Despite the recent move towards faux fur products in recent years, not to mention many years of campaigns against fur in the fashion industry; today, many consumers still prefer genuine fur. It is conceivable that the appearance and luxury of real fur is the reason for its enduring popularity; in particular the warmth, quality and softness of, for example a fur coat, compared to a man-made alternative. It is also worth mentioning that a fur coat, if properly cared for and stored, can be worn and loved for many generations – without the need for purchasing replacements and hence harming any more animals.

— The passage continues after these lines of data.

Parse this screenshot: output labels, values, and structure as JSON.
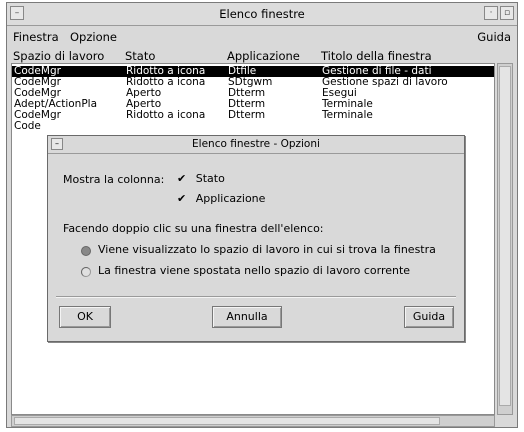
{
  "window": {
    "title": "Elenco finestre"
  },
  "menubar": {
    "finestra": "Finestra",
    "opzione": "Opzione",
    "guida": "Guida"
  },
  "columns": [
    "Spazio di lavoro",
    "Stato",
    "Applicazione",
    "Titolo della finestra"
  ],
  "rows": [
    {
      "workspace": "CodeMgr",
      "state": "Ridotto a icona",
      "app": "Dtfile",
      "title": "Gestione di file - dati",
      "selected": true
    },
    {
      "workspace": "CodeMgr",
      "state": "Ridotto a icona",
      "app": "SDtgwm",
      "title": "Gestione spazi di lavoro",
      "selected": false
    },
    {
      "workspace": "CodeMgr",
      "state": "Aperto",
      "app": "Dtterm",
      "title": "Esegui",
      "selected": false
    },
    {
      "workspace": "Adept/ActionPla",
      "state": "Aperto",
      "app": "Dtterm",
      "title": "Terminale",
      "selected": false
    },
    {
      "workspace": "CodeMgr",
      "state": "Ridotto a icona",
      "app": "Dtterm",
      "title": "Terminale",
      "selected": false
    },
    {
      "workspace": "Code",
      "state": "",
      "app": "",
      "title": "",
      "selected": false
    }
  ],
  "dialog": {
    "title": "Elenco finestre - Opzioni",
    "show_column_label": "Mostra la colonna:",
    "check_stato": "Stato",
    "check_applicazione": "Applicazione",
    "double_click_label": "Facendo doppio clic su una finestra dell'elenco:",
    "radio_1": "Viene visualizzato lo spazio di lavoro in cui si trova la finestra",
    "radio_2": "La finestra viene spostata nello spazio di lavoro corrente",
    "ok": "OK",
    "cancel": "Annulla",
    "help": "Guida"
  }
}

However, organisations such as PETA (People for the Ethical Treatment of Animals) argue that ultimately, fur garments advocate animal cruelty, and hence they are refusing to backdown in their fight for a fur-free fashion industry. PETA argue that the same principles should apply to both vintage and new fur: ‘whether the animals were killed yesterday or 50 years ago, vintage fur sends the same unacceptable message as new fur’ (see more here). Whilst campaigners argue that fur of any kind is fundamentally cruel, they also see vintage fur as perpetuating the trend as a whole.
As topics surrounding plastic pollution and the environment come into focus in the UK, fresh arguments emerge surrounding the vintage versus faux fur debate. The production of faux fur has been criticised for using non-renewable sources, and these garments are also said to wear much quicker than real fur, thus increasing the need to replace the whole garment. Faux fur is also not capable of decomposing, and hence often ends up in landfill, in contrast to real fur which can be treated and restored.
With British shoppers buying more new clothes every year than other European countries, we might ask whether buying second-hand is the solution, or if it is environmentally friendly to throw old furs to landfill?
If you are still unsure of the ethical and sustainable question marks over vintage fur, you might consider donating garments to PETA for them to use as part of their campaign efforts, or to a local charity shop for someone else to enjoy.
Whatever your take is on vintage or faux fur, it’s important to consider the ethical and environmental costs of our fashion choices, and to reuse and repurpose garments wherever possible.